At 10 am, Sandra Alcosser pulls up beside our motorhome. We've parked at a small park and ride on a highway south of Missoula, MT, and about 5 miles from Sandra's home in the mountains between Florence and Lolo, Montana. She greets us both warmly and we pack our stuff into her wagon.
We head up a gravel road, then a dirt road, and then squeeze halfway between the trees and the ditch to let a neighbor go by. "That's Harve," Sandra says, waving at her neighbor's pickup truck. We press on up the dirt road. There are only 6 houses on this stretch, and Sandra's is at the end.
We turn into the tiny driveway and see her new dog, the lively Rio. Rio is glad to have the company, and despite my love of dogs, I ignore him for a bit and look around at the place. To the south, the land and the trees slope away, back down to where we started. Behind us, the mountains climb, but not so far. We're a long way up. Pine trees pop up everywhere. The sky is a collection of colors, dark clouds to the north and west, but above us blue, and the sun coming through and warming up the ground around the cabin.
We all go in, and it's gorgeous. The wood is warm, the furniture heavy and old - some of it from an old drugstore in Missoula. Sandra uses some of the furniture to hold books, but one piece is still mostly empty, waiting to be filled. They once held a collection of amber bottles of strychnine and belladonna, and I'm voting for their display instead!
Sandra sets us around her table with cookies, fruit, coffee, and delicious and cold blueberry-banana smoothies.

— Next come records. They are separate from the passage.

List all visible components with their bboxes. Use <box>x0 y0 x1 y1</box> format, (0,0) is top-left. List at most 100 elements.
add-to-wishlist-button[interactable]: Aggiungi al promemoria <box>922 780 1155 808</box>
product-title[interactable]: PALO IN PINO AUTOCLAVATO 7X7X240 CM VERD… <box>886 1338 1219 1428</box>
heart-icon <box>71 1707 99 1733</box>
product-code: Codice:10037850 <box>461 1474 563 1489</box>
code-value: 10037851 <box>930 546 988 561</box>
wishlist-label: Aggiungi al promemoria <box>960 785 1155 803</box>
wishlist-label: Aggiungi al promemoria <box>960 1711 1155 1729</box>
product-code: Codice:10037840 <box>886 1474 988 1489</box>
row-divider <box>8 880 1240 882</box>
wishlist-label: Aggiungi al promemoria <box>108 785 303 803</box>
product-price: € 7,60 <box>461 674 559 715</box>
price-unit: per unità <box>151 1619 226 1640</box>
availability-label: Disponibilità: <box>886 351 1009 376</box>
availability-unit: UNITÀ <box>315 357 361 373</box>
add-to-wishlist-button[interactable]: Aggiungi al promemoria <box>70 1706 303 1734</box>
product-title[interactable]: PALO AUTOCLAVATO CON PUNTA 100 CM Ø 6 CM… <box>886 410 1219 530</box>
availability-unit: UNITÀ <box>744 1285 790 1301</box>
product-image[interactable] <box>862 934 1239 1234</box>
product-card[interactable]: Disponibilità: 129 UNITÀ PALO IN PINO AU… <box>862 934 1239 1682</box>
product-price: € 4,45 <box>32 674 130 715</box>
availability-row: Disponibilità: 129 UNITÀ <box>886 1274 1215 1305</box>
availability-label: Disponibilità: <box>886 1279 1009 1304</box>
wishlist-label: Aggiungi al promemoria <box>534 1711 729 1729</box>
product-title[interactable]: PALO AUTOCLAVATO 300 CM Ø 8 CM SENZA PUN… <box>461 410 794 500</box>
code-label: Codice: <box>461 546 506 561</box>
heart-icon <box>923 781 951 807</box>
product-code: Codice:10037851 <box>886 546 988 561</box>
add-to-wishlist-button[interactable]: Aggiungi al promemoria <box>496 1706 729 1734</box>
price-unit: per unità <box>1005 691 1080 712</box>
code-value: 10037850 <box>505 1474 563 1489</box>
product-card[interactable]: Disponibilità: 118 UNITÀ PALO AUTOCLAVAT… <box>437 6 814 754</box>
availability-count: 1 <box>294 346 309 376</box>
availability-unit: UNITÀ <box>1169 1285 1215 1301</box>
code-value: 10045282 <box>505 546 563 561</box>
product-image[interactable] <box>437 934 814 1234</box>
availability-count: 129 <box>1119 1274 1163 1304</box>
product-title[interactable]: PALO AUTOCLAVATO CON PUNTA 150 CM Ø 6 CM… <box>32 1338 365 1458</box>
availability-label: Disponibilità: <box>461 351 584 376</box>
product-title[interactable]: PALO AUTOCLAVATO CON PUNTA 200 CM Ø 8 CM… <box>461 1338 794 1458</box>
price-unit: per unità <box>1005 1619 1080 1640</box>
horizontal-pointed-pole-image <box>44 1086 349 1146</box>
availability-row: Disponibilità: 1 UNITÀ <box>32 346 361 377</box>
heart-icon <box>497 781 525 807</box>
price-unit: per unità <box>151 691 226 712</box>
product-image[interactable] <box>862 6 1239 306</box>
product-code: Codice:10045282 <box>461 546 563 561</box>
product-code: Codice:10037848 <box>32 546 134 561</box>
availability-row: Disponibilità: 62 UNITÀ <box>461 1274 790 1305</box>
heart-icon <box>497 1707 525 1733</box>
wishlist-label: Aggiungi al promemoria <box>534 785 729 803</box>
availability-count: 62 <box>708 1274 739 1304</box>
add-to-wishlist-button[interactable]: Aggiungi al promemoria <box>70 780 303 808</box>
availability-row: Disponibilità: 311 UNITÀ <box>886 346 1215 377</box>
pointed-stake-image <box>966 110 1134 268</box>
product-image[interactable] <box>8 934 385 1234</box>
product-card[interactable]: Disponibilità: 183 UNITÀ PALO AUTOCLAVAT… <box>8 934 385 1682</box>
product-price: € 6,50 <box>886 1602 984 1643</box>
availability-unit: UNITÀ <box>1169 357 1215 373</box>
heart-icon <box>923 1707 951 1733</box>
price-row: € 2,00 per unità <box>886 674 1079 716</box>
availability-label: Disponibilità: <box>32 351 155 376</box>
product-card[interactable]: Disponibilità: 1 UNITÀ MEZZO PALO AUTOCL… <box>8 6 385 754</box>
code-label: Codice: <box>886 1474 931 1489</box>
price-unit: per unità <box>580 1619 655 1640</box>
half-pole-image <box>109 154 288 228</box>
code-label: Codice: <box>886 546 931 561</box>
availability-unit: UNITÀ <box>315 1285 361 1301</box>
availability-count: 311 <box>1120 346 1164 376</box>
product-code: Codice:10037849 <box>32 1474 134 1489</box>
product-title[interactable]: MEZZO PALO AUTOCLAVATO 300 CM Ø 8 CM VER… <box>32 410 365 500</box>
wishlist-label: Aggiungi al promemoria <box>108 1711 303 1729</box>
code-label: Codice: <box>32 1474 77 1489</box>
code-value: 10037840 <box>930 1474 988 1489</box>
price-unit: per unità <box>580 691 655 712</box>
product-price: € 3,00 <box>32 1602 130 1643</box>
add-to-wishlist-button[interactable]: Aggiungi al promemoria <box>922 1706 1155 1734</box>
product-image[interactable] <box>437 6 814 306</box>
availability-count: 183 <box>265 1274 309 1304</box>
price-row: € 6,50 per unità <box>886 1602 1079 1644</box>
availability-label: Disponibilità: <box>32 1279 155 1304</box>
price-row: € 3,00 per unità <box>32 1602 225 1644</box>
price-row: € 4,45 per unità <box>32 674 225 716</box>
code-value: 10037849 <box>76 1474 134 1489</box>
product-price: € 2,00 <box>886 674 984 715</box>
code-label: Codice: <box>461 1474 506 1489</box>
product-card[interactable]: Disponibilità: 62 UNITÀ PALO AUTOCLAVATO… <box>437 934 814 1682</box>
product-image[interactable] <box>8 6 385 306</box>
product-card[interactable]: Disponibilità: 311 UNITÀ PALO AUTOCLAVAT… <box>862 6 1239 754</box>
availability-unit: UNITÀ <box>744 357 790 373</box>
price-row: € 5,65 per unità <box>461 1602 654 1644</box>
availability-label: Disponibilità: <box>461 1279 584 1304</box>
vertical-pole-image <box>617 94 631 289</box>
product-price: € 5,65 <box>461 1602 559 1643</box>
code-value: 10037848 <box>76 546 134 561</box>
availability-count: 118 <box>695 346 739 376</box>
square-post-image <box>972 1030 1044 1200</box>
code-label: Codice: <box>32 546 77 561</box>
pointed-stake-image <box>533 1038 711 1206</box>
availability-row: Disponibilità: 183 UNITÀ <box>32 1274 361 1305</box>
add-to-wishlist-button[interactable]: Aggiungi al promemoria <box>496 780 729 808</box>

This is the first of the interviews that my wife has seen in person. I traveled in September by myself, and since we've been on the October leg, it's always been more convenient for her to drop me off and pick me up. I'm glad she's here today, because I know she loves this part of this country, and I'd want to show her this beautiful cabin anyway, but it feels odd. We're on this journey around the country together, but this book is my thing. My wife supports it, listens to me bitch about the work. She looks over the photos and gives me her advice, but she's never seen me teach, and I've never gone to watch her at work. Our work selves have always had their own space, and suddenly she's watching me and it's disorienting. What must she think of this talk of poems and place? How many times have my eyes glassed over at one of her work functions when she and her colleagues talked about advertising, network TV sales? At how many English department parties have we exchanged comical glances when I'd be locked in a life or death discussion about Ginsberg or Stevens while my wife would be motioning like she was starting the car and driving us home? We know couples who work together, who have the same work pals. But that's not us. When we're not working, we like to check RIGHT out. There's no chance a spontaneous chat about the all-important 18-49 demographic is going to come up, nor are we likely to discuss whether or not we think Robert Frost could be excised painlessly from the canon. We talk about dinner. Movies. The last Grisham. Our pals, families. It's not better or worse, it's just us.
Sandra feels strongly about place, the energy of New York versus Montana or San Diego (where she still runs the poetry program at San Diego State, a program she started). She's passionate about her work and about poetry in general. Over the years she's logged tens of thousands of miles working for the NEA, teaching drug addicts, running the Poets in the Park program in New York City, teaching and reading around the country.
She talks easily about her work and her role in its creation. I pose some sticky questions that have come up in my earlier interviews, and Sandra thinks about each question and answers them assuredly, deftly, with force and clarity.
It's all over too quickly. The three of us leave the cocoon of the cabin, and into the startling sunlight. Rio joins us, his puppy-ness overflowing. We hike up a small path behind Sandra's house, a path that literally could take us all through the rest of Montana and into Idaho. We shoot some shots of Sandra - and one of her with Rio - and head back down. We drive down the mountain, talking about Ireland, a place my wife and I visited this summer and a place Sandra is going later this year.
When we get back to the motorhome, Sandra hugs us both. We load my gear into the Winnebago and Sandra's wagon disappears away from us, onto the gravel road, and back up into the mountain.